В конце октября 1957 года Набоков был в Паукипси, где прочел лекцию о Пушкине и европейской литературе в Вассаре, затем заехал в Нью-Йорк, чтобы встретиться с Джейсоном Эпстайном. Два месяца назад жадность Жиродиа отпугнула «Даблдэй» от «Лолиты». Издательство «Макдауэл Оболенский», знавшее об этих требованиях, готово было предложить баснословный гонорар — 20 процентов, — на что никогда не пошли бы более опытные издатели. Жиродиа потребовал себе 12,5 процентов, оставляя Набокову лишь 7,5. Эти непомерные требования, а также опасность утраты прав на «Лолиту» в Америке, поскольку Жиродиа продолжал поставлять свое издание на черный рынок, заставили Набокова повторно заявить о расторжении договора с «Олимпией», под тем предлогом, что Жиродиа своевременно не предоставлял ему финансовых отчетов83.

Но теперь «Макдауэл Оболенский» отказался от публикации «Лолиты». Сначала Уолтер Минтон из «Путнама», а затем и «Саймон и Шустер» попытались достичь соглашения с Жиродиа. Набоков был бы рад, если бы кому-нибудь удалось договориться с этим человеком84, — сам он больше не хотел иметь с Жиродиа дел.

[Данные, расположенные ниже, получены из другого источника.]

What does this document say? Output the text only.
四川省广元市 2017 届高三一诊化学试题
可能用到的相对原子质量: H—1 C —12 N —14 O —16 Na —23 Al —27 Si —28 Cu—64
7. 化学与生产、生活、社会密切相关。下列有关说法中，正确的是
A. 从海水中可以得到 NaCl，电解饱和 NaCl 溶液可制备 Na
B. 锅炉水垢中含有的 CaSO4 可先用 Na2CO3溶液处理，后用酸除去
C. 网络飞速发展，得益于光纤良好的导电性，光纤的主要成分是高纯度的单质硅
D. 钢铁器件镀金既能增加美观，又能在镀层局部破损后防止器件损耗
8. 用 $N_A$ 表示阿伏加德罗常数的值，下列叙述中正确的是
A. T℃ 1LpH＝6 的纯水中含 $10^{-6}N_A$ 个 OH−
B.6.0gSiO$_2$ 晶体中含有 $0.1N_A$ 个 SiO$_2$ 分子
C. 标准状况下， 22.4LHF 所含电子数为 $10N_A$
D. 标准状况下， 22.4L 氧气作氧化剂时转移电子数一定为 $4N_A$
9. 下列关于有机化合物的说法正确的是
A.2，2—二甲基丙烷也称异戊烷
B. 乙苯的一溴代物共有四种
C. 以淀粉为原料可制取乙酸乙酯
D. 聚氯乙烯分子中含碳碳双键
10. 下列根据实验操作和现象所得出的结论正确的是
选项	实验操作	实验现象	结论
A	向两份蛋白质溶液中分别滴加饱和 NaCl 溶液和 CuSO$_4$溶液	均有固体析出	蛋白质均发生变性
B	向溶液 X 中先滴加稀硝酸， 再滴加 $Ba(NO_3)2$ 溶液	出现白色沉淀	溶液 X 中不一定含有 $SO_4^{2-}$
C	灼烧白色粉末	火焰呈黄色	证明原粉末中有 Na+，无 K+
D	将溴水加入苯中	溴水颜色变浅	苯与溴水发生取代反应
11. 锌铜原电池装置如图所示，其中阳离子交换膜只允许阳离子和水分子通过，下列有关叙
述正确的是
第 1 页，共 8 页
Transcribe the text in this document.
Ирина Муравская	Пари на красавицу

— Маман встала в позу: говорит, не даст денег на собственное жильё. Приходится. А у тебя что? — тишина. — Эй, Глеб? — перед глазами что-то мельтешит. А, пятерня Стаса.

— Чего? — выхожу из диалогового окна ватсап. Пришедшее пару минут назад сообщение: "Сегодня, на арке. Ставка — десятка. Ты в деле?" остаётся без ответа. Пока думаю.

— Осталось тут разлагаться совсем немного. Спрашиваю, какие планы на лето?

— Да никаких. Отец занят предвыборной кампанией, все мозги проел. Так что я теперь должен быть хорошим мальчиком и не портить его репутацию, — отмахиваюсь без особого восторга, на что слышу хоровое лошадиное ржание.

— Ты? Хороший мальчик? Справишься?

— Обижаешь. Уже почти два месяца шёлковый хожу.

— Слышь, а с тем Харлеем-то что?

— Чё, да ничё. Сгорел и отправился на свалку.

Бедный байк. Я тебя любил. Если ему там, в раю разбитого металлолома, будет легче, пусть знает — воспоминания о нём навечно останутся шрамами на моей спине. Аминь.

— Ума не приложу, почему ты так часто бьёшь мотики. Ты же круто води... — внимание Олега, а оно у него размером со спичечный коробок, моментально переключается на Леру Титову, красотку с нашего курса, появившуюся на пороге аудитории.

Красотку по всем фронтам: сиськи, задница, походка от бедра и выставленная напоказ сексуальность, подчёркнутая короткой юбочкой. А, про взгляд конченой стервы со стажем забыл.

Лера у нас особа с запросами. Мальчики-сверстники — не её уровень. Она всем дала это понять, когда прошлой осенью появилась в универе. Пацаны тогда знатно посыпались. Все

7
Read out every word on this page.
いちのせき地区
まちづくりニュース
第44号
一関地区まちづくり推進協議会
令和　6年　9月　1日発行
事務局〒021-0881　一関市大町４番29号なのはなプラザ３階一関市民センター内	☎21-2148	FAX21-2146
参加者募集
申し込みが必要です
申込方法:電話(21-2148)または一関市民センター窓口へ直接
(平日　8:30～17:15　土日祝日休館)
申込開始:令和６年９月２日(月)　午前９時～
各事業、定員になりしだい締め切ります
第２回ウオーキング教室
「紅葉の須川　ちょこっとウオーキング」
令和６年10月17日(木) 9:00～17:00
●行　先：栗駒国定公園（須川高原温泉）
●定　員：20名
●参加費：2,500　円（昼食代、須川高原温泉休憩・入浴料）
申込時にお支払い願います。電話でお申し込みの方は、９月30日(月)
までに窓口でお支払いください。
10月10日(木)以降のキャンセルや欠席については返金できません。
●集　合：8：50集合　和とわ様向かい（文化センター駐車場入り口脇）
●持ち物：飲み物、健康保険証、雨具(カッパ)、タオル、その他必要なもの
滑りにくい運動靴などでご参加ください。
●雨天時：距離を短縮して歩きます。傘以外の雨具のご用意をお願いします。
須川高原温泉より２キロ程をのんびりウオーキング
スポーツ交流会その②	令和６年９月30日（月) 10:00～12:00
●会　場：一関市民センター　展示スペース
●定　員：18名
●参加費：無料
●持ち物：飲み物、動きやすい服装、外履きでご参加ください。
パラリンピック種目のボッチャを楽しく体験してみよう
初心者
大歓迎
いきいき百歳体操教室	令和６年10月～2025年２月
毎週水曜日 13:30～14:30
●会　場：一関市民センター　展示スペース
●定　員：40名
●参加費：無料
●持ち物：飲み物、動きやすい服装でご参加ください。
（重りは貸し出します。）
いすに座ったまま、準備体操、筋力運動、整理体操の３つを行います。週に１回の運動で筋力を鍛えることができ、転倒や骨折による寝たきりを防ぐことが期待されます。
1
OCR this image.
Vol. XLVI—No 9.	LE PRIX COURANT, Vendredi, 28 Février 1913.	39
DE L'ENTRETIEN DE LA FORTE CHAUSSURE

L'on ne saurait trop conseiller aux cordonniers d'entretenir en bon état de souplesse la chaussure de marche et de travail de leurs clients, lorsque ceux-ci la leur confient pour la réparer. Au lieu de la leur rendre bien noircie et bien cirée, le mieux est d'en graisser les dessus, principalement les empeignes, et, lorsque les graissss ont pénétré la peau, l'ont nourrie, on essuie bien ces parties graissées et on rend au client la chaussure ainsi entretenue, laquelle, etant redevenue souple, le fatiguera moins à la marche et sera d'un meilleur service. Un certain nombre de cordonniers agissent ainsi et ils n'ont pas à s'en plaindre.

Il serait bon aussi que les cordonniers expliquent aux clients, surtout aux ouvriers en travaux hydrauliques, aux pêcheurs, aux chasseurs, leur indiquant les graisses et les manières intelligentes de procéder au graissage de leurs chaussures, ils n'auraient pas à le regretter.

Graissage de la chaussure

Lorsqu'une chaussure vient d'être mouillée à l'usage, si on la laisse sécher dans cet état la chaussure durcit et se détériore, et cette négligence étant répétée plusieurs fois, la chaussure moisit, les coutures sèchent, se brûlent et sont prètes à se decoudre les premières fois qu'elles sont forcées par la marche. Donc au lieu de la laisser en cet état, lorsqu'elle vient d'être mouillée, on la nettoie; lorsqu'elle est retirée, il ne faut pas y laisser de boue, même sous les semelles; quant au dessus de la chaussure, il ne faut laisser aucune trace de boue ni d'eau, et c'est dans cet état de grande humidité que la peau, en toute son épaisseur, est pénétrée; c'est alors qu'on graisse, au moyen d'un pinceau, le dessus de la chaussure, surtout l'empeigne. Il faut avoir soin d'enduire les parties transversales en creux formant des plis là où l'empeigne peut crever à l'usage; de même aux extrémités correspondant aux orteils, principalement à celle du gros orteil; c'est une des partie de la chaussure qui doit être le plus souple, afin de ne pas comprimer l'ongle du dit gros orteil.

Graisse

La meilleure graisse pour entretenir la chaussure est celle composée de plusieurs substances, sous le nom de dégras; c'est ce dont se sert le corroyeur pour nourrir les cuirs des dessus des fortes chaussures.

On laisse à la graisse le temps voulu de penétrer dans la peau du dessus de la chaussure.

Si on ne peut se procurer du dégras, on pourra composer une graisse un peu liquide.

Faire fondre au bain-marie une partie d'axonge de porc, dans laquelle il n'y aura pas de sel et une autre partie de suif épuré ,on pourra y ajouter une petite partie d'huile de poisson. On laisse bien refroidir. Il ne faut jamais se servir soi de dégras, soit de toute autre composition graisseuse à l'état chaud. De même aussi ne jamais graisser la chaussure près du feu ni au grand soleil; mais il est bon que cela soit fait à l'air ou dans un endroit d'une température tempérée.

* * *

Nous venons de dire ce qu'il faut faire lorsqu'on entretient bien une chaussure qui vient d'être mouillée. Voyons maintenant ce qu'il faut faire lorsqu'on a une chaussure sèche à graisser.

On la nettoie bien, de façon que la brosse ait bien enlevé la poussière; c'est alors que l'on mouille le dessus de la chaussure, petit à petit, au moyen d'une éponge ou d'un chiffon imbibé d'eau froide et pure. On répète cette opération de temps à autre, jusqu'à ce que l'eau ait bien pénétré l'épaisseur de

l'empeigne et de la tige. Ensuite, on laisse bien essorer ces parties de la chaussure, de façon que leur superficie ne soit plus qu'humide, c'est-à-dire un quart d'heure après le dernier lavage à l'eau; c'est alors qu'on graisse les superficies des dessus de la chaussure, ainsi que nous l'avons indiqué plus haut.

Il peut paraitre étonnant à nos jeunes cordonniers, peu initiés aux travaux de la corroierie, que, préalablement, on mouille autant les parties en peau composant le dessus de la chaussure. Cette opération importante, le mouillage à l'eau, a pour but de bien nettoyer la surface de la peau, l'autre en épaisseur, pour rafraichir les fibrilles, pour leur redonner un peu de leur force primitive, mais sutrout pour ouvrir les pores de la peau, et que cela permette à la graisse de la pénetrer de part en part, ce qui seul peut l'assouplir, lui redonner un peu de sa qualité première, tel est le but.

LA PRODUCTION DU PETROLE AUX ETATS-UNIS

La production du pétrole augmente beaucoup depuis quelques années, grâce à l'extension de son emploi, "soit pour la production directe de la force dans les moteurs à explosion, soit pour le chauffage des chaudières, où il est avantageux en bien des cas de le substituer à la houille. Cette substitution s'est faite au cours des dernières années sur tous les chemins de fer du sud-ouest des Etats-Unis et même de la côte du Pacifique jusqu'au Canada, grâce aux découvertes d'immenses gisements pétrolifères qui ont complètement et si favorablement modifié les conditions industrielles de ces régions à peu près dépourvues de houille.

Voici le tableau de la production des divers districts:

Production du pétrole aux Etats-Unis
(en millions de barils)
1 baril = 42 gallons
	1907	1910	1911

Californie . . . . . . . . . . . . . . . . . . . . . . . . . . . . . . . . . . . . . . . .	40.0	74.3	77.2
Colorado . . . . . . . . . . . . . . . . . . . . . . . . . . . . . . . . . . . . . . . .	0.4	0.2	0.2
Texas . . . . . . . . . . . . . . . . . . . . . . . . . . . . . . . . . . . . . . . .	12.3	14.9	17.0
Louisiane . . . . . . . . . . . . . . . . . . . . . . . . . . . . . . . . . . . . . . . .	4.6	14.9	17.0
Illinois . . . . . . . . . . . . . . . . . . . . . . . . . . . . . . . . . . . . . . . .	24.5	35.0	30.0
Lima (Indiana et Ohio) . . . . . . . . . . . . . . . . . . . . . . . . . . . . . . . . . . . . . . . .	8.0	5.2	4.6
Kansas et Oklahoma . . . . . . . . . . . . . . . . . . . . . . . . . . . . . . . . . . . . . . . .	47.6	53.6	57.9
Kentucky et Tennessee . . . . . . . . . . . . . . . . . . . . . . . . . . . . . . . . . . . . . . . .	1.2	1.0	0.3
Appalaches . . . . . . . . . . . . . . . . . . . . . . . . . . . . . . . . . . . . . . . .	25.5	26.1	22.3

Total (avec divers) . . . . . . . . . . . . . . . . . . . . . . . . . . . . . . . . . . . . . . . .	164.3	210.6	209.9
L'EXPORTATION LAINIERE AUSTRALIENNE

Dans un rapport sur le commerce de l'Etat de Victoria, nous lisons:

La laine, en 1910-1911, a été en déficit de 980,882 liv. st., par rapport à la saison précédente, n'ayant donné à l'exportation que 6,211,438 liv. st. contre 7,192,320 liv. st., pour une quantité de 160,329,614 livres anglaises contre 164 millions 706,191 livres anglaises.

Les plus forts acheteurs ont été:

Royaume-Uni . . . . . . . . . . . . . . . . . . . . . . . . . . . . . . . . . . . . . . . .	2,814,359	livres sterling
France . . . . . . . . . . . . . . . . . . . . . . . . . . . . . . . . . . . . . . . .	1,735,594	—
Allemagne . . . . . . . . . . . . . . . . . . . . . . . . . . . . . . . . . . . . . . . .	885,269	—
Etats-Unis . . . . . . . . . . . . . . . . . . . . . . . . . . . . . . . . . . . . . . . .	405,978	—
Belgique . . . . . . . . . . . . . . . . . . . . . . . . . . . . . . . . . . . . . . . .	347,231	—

Были и другие тревоги, связанные с «Лолитой». Брат Жиродиа Эрик Кахан переводил «Лолиту» для издательства «Галлимар». Его перевод отрывков из романа и послесловия для «L'affaire Lolita» отличался спешкой и неряшливостью. Набокова беспокоило, что он так и не видел французского перевода, который, естественно, хотел проверить. Шведского Набоков не знал, но вскоре, к своему огорчению, выяснил, что в шведском переводе «Лолиты» усилены эротические мотивы и пропадает почти что все остальное. Он потребовал немедленной конфискации этого издания и подготовки нового точного перевода85.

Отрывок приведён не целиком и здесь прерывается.